Tuesday, March 3, 2009

An ethical dilemma: your thoughts?

The architecture firm for which my husband Guy works, Acme Architects, designed a building that is being built right now. The building is an MOB, or medical office building, which you often see around a hospital. They provide room for specialty or outpatient doctor's offices and clinics. In this Acme-designed MOB, the firm for which I work, Design Associates, is designing a fairly-complicated office. Something like an outpatient chemo suite or imaging or physical therapy or something; whatever it is, it's more than just putting in some walls and a few light fixtures. Just so we're clear: Acme designed the building, and DA is designing a suite inside the building.

A colleague of mine, Ingrid, is working with my usual boss Howie on this suite, and I heard them fuming recently. When I inquired what was up, they complained that getting information and getting questions answered was nearly impossible with Acme. I asked who they were working with on the project, and the names Ingrid gave me were of two people, two of Guy's colleagues, for whom I had great respect and was very surprised to hear. They have only ever struck me as conscientious people, conscientious architects, so like I said, I was surprised. I know that one of the people that Ingrid was working with is an intern who Guy has mentored some and she told me that she appreciated his mentorship. But still....

Here's my conundrum. Most of me says that this situation is none of my business. Everyone involved is an adult and this will work itself out, and even if it doesn't work itself out, the project will eventually end and everyone will leave each other alone. However, I hate the notion that Guy's firm is getting such a crappy reputation in my office. Are they getting that reputation in other offices? I also hate the idea that the people involved are getting slagged off. This is two sets of people I respect, you see. On an intellectual level, I want to know what the truth really is: how can four highly competent and professional people not get what they need? But it's entirely possible I'm taking all of this overly personal--not only did Guy used to work for DA and now works for Acme, but the manager for Acme on this project used to work at DA--he was the first guy to make associate under my big boss Alex.

So, the question is: do I have any reason or responsibility to say something to Guy--or anyone--about this situation? If I do, I'm inserting myself into a situation of which I'm not a part. On the other hand, I know how completely nonconfrontational DA is, and it annoys me to no end that all the "professional adults" I work are highly unlikely to say anything about this to Acme. So, what say you, my tens of failthful readers?

6 comments:

Jon said...

Does Guy read this blog? Just posting it here means you have already told him right?

There are always two stories to every story. Perhaps the shell owner has some requests/requirements that is preventing Acme from providing the required information in a timely manor. The people in your firm can only see the situation from one side, they don't know all of the circumstances.

I have witnessed times where people in my firm have been quick to judge another firm for perceived actions. In the spirit of competition it is good to an extent but when it gets personal it crosses the line.

Mile High Pixie said...

Jon: Oddly enough, Guy very rarely reads my blog, or so he says. I agree with you completely--there could be more than one reason why Acme isn't responding spot-on to DA. I'm curious what those reasons are. Perhaps I may have lunch with the intern gal from Acme and just ask a few general questions.

mizscarlett said...

I think that if it were reversed, Guy hearing his coworkers bitching about peeps he thought were good at your firm, you'd want to know?

Look, both firms know you are married, architecture being so incestuous...heh heh, you can take the girl out of Alabama....

So A casual, "dude, I heard Howie and Chick bitching and moaning about getting info from Other Chick in your company. Glad I'm not in that mess." And leave it at that. if Guy is interested, he will ask you more. If not (and being Male, I suspect he'll be more "huh. Have you seen the remote?") then that's really all you can/should/need to do.

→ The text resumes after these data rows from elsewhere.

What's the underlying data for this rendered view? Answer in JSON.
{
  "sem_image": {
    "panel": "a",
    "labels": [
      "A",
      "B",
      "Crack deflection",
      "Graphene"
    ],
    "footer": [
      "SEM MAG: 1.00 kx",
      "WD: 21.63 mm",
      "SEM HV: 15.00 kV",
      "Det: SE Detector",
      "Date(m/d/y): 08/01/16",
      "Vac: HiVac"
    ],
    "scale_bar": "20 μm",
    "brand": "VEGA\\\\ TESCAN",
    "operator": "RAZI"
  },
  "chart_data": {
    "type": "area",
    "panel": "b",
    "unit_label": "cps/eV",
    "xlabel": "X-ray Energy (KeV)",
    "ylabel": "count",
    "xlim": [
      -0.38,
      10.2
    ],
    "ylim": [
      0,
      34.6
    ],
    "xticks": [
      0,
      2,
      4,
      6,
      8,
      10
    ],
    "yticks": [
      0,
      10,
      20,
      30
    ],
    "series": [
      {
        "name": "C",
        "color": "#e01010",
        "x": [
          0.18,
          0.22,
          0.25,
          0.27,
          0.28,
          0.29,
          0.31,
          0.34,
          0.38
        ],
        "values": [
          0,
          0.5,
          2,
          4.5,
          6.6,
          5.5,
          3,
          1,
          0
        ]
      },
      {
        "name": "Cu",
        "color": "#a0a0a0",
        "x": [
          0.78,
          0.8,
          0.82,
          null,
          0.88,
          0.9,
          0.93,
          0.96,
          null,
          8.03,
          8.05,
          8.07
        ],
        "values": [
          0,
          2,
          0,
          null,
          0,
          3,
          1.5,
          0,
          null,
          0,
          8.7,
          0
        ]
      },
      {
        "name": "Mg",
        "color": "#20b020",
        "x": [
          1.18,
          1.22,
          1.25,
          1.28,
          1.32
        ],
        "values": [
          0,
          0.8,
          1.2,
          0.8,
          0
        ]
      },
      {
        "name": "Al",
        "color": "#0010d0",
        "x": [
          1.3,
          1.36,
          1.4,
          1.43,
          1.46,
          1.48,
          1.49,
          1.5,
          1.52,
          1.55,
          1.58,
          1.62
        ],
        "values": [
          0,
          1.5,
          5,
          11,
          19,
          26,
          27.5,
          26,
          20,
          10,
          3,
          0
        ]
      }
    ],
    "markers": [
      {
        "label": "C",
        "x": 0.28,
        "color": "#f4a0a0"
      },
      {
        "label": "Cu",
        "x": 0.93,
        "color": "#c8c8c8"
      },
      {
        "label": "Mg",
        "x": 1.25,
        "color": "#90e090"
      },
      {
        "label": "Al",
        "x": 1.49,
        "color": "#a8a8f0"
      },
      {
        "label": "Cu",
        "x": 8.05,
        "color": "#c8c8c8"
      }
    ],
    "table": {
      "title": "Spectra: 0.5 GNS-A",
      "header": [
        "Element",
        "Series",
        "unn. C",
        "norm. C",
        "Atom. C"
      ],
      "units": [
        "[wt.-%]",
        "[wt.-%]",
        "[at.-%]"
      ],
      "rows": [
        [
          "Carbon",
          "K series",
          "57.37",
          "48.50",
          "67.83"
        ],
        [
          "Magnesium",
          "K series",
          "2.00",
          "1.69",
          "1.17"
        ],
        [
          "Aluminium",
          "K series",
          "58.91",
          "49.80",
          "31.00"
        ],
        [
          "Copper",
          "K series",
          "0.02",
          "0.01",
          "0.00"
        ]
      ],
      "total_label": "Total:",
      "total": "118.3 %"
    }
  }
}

Remember, because everyone knows who you're shackin' with, there is going to be an understanding of certain comments made - meanwhile, your reputations (both) have made it very clear that communication would never cross an ethical line like bid proposals and the like.

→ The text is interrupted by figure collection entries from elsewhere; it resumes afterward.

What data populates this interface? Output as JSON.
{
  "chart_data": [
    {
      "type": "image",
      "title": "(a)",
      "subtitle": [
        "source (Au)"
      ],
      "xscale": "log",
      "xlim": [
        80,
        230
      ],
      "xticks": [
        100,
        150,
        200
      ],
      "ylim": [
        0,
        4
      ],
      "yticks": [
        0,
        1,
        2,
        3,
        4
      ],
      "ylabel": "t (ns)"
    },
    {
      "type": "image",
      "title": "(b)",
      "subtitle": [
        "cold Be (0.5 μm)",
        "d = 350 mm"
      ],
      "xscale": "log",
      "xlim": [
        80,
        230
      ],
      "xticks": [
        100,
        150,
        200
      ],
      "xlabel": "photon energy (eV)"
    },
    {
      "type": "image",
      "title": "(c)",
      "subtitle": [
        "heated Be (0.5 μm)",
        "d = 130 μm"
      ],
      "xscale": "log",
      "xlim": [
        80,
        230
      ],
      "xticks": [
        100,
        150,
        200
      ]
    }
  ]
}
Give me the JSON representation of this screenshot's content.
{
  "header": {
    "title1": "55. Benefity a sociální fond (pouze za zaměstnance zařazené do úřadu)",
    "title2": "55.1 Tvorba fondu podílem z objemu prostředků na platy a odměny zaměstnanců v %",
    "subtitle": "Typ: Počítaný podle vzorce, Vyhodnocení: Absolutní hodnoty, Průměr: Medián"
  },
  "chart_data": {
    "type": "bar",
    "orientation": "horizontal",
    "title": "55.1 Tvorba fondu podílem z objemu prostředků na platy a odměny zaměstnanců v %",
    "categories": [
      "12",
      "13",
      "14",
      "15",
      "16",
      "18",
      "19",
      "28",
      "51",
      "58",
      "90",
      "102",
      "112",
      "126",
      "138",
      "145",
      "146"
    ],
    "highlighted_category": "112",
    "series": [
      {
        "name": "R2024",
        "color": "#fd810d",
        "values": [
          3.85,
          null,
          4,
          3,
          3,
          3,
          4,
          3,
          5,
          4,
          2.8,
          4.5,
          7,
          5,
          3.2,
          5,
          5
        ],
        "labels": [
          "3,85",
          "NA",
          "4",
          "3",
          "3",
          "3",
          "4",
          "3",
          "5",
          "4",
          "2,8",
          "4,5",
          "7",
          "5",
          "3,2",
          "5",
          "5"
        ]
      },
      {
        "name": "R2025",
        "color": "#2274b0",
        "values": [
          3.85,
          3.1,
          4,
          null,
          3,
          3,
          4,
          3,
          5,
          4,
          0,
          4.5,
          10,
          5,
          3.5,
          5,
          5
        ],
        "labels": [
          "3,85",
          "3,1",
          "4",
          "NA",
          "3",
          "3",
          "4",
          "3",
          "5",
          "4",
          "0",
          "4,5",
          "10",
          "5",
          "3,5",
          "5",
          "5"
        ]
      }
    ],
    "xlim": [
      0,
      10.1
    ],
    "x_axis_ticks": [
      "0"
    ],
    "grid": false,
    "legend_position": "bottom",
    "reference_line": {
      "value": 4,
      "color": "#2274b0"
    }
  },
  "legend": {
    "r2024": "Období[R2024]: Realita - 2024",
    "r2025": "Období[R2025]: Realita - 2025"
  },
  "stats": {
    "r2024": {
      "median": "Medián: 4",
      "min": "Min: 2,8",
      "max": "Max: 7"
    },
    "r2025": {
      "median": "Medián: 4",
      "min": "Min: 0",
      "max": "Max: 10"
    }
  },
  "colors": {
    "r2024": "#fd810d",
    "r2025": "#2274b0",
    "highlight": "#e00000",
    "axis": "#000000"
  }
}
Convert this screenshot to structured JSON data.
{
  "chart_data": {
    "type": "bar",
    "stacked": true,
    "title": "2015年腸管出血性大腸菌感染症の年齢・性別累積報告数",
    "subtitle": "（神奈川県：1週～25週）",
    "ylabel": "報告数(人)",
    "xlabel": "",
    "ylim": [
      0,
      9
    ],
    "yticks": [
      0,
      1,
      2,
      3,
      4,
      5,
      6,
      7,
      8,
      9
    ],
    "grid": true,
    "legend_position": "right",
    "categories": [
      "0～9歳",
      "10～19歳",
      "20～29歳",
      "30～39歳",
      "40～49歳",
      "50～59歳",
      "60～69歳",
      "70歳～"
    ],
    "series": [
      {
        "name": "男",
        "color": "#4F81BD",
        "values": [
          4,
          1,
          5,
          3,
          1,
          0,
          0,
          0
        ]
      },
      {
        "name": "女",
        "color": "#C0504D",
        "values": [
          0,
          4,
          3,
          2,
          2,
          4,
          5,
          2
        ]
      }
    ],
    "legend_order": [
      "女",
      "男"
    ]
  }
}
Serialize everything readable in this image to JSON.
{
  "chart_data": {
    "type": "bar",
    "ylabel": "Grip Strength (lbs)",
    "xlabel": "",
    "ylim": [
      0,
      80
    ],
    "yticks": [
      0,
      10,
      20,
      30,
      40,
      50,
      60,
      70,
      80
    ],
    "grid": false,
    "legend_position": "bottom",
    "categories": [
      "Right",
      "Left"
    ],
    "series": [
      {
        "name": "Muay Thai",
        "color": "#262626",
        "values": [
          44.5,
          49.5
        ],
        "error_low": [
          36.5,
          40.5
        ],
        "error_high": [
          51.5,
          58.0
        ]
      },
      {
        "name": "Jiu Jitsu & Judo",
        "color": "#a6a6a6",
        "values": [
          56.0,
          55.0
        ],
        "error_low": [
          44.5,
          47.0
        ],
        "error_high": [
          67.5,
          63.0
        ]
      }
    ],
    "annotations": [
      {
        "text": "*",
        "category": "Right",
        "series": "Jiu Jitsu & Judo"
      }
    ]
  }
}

Did that make sense? I dunno. I think I lost my mind in a cardboard box somewhere....

faded said...

MHP some times you just need to watch it unfold. If there is a basic problem at Acme and you get involved you will get some tar stuck on you and be pulled into the problem.

If there is not a problem it will sort itself out. If you get involved you could mess up the process everyone is using to resolve the situation.

Sometimes being a spectator can be enjoyable.

Mile High Pixie said...

Scarlett and Faded, you both make good points. I think for now I'm going to let it ride, but if it continues I'll casually talk with the gal I know at Acme about "how are things going with DA?" as I'm quite curious about the other side of the issue.

Amy BB said...

I would talk with him about it. Mostly to see if there is something else going on, but it can't hurt to help facilitate the conversation between the two firms. You're not spilling anything ethically, you're trying to make the work go smoothly.

But I'm a nosy PIA and like to see things go well.

The question you have to ask is, will discussing it with el hubbo ultimately help or hurt the flow of information?

You can't help what people say about the reputation, but you can help that communication between the companies.